Garantiti i diritti delle parti nel Processo civile
La riforma del rito processuale, nella parte involgente l’impossibilità, ex art.354 del Codice di Procedura civile, di rimessione al giudice delle cure di una causa in cui l’opponente non si è avvalso della garanzia di un terzo, per asserita confliggenza con gli artt. 3, 24 e 111 della Costituzione e con l’art.6 della Convenzione europea dei diritti dell’uomo (CEDU), motiva il ricorso della Corte di appello di Milano, in ragione anche dell’eccesso di discrezionalità rivolto all’indirizzo del legislatore nazionale.
In merito, nella valutazione del proponente, la riforma de qua incontra un logico simmetrico nell’art.105 del Codice del Processo amministrativo, introdotto dal Decreto legislativo 2 luglio 2014, n.105 nonché nelle variazioni impresse al gravame dalla novella sul processo civile. Lo scrutinio costituzionale focalizza l’attenzione sull’insindacabilità delle scelte politiche, temperate esclusivamente dalla manifesta irragionevolezza e dall’arbitrarietà delle soluzioni deliberate, rilevando l’osservanza del vincolo del diritto alla difesa nel disposto 24 Cost., oltre che sulla eccezionalità, ribadita nelle antecedenti decisioni in materia, del rinvio al giudice di prima istanza, di una fattispecie inficiata da lesioni del contraddittorio e dei diritti ineliminabili delle parti.

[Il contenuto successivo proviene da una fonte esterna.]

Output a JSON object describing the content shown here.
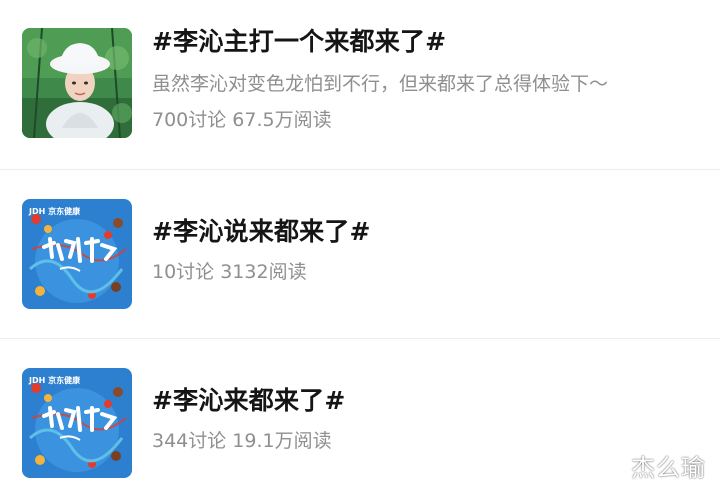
{
  "topics": [
    {
      "title": "#李沁主打一个来都来了#",
      "description": "虽然李沁对变色龙怕到不行，但来都来了总得体验下～",
      "stats": "700讨论 67.5万阅读",
      "thumbnail": "woman-in-white-bucket-hat-photo"
    },
    {
      "title": "#李沁说来都来了#",
      "stats": "10讨论 3132阅读",
      "thumbnail": "show-logo-poster",
      "thumb_text": "JDH 京东健康"
    },
    {
      "title": "#李沁来都来了#",
      "stats": "344讨论 19.1万阅读",
      "thumbnail": "show-logo-poster",
      "thumb_text": "JDH 京东健康"
    }
  ],
  "watermark": "杰么瑜",
  "colors": {
    "title": "#151515",
    "meta": "#8f8f8f",
    "divider": "#ececec",
    "poster_blue": "#2d7fd0",
    "poster_red": "#e23c2c"
  }
}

A sostegno della impostazione la Corte impiega sia la giurisprudenza di legittimità, richiamata dalle statuizioni delle Sezioni unite civili, sia dal concorso ermeneutico del Consiglio di Stato. La modifica impressa al rito di impugnazione dalla legge 7 agosto 2012, n.134, non ha trasmutato il gravame in un’anticipazione del ricorso per cassazione, in modo che il profilo rescissorio permane insito nel secondo livello di giudizio e, unicamente in ipotesi eccezionali e tassative, è concedibile il deferimento al primo giudice. Inconferente e inappropriato risulta il raffronto con il rito amministrativo, ove l’art.105 del relativo Codice processuale trae ispirazione e finalità dal sistema civilistico, senza possibilità evocative dell’interpretazione analogica o estensiva.
All’esito delle argomentate considerazioni, viene sancita l’infondatezza della questione di legittimità costituzionale del procedimento regolato dall’art.354 C.P.C.